The cost of ownership and return on investment of your customer management relationship solution depends on your requirements initially and longterm. As your business changes, so do your CRM needs. A well planned CRM software strategy will immediately save you money and time, yet allow you to scale your system as your company grows.
For many companies, a cost of ownership model over a 3-5 year timeframe will give a better return on investment with an in-house tailored system. To justify this however, you need to think out your strategy carefully. One of the key decision points is whether you will need to integrate CRM software into your accounting system or a specialised customer service or ERP system. In this case, although the initial cost of ownership can be quite substantial your return will justify such an upfront investment. The initial costs for example will involve license fees, consulting fees and deployment costs.
Quantifying your ROI can be thought of as tangible and intangible factors.
Tangible factors are easier to quantify. For example, if your sales team can identify new sales and cross-sell opportunities faster and close transactions 20 percent earlier then you can easily measure your productivity increases along with the increase in revenue .
In another example, your CRM lets you run specific marketing campaigns. Segmenting your database and recording client and prospect interests will enable you to more effectively target campaigns. A specific campaign run from your CRM assists ROI per lead to be calculated. Your return based on actual sales as a result of your marketing campaign can be measured specifically.
The intangible factors can be more difficult to quantify. CRM software enables you to automate your sales and marketing processes. To substantiate gains in productivity you need to be clear in your understanding of your manual processes. For example, many sales people have to develop their own quotations and work on spreadsheets. Others have a sales administrator to assist them. These tasks are time consuming, affecting your productivity and costs.
Firstly you should set up the goals and objectives on intangible benefits prior to the CRM project starting. If your goal is to make your sales team 20 percent more productive, then you need to determine what CRM processes are to be developed to give sales 20 percent more time to generate and close more opportunities. At the same time, if automating your sales processes reduces sales closure rates from 6 to 5 months then your goal is to increase sales by 15 percent.
Customer service modules also can be measured if you reduce your incident rates through better handling, escalation and knowledge. Increasing customer satisfaction by reducing customer complaints will have a positive effect on your revenue and profit.
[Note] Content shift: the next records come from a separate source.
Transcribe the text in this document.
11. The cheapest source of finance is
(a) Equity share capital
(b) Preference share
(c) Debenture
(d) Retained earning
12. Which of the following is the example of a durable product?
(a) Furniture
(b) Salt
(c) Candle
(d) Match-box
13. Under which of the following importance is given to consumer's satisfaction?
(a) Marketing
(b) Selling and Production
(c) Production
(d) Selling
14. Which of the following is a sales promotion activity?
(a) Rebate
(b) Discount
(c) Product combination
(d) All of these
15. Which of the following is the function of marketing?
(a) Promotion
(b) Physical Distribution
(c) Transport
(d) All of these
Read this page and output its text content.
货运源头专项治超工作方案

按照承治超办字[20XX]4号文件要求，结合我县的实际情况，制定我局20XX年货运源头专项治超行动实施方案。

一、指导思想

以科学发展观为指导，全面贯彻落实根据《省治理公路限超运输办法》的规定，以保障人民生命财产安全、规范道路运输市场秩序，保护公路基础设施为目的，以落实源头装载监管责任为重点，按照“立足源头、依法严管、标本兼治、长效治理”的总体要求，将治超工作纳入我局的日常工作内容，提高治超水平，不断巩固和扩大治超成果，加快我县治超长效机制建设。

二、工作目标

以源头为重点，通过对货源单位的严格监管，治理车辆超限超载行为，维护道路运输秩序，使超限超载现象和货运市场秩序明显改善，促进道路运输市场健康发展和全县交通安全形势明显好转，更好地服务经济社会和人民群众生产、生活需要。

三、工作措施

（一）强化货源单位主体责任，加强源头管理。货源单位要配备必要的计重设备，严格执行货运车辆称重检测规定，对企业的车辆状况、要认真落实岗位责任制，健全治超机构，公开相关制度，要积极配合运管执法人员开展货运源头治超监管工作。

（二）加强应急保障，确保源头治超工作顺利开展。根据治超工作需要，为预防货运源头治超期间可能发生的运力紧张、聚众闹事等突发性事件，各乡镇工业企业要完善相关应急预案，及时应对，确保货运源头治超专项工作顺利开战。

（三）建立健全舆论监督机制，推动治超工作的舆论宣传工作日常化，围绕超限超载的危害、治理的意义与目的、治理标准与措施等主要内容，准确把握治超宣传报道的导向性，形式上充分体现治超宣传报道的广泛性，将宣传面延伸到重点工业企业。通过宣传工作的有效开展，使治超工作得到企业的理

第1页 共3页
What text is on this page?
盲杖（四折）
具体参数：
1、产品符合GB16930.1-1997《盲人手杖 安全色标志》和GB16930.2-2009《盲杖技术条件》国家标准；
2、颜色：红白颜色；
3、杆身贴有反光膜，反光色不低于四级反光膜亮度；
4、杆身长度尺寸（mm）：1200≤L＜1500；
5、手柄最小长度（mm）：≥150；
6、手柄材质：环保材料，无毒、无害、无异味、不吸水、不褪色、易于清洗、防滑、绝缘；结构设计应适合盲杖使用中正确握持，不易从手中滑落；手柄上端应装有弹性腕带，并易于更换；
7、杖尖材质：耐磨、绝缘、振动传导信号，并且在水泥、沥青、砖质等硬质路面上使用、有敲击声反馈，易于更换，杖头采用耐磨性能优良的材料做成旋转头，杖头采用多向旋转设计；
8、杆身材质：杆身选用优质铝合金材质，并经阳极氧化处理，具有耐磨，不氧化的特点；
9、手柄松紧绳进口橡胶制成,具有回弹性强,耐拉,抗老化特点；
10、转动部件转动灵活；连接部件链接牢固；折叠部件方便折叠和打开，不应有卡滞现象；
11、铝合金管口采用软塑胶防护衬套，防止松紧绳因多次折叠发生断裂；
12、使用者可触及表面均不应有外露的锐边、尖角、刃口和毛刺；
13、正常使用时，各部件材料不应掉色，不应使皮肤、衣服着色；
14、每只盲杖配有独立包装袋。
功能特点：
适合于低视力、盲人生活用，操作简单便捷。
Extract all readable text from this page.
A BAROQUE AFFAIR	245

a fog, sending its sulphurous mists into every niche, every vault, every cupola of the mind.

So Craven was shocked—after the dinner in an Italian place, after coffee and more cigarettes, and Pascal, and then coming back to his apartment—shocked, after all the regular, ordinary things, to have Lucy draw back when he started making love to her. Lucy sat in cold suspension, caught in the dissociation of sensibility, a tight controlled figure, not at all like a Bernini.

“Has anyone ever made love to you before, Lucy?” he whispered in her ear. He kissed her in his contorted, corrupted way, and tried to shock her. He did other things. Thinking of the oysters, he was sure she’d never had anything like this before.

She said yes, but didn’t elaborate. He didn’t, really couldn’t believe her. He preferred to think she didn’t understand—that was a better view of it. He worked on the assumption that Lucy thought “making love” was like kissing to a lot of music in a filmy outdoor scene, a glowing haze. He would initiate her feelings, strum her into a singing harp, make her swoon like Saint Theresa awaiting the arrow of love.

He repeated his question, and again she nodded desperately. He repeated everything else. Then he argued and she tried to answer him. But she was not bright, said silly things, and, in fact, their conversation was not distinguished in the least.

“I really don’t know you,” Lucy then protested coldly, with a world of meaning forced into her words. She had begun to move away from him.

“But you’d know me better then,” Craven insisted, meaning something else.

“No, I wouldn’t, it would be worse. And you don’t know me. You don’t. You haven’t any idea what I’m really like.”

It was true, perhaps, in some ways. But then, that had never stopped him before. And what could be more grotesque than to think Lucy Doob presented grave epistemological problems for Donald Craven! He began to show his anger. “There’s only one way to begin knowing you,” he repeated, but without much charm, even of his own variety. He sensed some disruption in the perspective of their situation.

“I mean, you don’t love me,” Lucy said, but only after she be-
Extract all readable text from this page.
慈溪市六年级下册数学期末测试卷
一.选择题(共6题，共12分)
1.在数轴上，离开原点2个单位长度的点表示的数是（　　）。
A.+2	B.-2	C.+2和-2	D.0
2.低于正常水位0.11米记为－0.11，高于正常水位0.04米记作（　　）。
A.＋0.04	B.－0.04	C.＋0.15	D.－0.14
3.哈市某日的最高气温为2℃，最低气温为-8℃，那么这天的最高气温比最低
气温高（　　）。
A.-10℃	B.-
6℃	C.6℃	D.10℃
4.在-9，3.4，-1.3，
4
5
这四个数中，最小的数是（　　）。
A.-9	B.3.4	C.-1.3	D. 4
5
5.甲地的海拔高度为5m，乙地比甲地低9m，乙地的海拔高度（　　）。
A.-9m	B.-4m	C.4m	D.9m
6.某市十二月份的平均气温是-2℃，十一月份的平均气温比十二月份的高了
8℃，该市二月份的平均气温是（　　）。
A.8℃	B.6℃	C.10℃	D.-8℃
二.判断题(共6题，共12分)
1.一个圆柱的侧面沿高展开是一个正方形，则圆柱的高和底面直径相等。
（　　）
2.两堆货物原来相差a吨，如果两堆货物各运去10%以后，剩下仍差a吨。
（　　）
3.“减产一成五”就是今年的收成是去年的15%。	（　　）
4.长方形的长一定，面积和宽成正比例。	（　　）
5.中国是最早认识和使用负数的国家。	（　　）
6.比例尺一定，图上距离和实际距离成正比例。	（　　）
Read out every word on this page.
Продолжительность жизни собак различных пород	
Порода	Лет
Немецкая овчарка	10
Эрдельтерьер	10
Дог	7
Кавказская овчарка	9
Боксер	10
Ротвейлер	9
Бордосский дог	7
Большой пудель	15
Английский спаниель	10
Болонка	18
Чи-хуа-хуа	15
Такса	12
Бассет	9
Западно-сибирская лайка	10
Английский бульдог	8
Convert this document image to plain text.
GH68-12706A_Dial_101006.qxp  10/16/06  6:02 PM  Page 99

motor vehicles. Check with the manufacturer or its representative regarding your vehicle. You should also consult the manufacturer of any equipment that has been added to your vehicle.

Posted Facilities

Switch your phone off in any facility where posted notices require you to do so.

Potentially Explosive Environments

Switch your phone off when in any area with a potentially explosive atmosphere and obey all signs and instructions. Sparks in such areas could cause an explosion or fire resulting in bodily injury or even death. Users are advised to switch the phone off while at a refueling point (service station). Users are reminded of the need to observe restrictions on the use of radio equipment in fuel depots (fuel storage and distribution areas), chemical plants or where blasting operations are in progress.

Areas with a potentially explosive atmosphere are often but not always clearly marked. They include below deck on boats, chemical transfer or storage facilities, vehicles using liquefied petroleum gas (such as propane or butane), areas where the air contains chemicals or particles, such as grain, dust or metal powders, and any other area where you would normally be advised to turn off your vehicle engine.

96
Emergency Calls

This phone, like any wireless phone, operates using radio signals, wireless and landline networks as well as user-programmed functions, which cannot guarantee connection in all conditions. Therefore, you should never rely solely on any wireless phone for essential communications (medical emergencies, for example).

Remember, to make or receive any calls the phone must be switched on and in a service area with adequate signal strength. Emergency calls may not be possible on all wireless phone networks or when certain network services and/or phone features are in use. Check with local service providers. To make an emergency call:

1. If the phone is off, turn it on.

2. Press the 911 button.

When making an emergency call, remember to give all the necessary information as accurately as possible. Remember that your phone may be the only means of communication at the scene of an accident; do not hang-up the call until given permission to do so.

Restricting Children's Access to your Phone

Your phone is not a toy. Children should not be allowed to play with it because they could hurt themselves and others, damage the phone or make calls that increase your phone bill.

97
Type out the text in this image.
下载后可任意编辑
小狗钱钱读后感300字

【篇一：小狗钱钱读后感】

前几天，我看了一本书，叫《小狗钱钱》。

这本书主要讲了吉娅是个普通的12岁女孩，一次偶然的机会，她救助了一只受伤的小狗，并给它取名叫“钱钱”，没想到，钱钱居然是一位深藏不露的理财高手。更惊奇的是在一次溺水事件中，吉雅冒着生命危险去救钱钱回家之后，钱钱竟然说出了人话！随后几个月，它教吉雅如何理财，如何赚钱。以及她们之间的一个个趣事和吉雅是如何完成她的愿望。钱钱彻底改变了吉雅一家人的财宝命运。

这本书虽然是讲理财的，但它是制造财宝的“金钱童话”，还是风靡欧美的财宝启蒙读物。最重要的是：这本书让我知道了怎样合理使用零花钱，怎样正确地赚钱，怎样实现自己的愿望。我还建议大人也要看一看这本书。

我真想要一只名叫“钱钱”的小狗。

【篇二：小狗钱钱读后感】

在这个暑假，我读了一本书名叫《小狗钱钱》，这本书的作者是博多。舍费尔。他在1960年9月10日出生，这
Automating sales, marketing and customer service can make a significant difference to your bottom line. You can then use your customer relationship management solution to automate a variety of processes to increase your company’s productivity.
Firstly, understand your needs when thinking about investing in CRM software. This will determine what system, in-house or a web based CRM software solution is right for you. This will also help you determine what CRM products and services are suitable. Your initial cost of ownership depends on this. Secondly, develop your goals and objectives to justify your return on investment. To do this, you will need to be clear on your current sales, marketing and customer service processes and then set the benchmarks you will need to attain to achieve a solid return.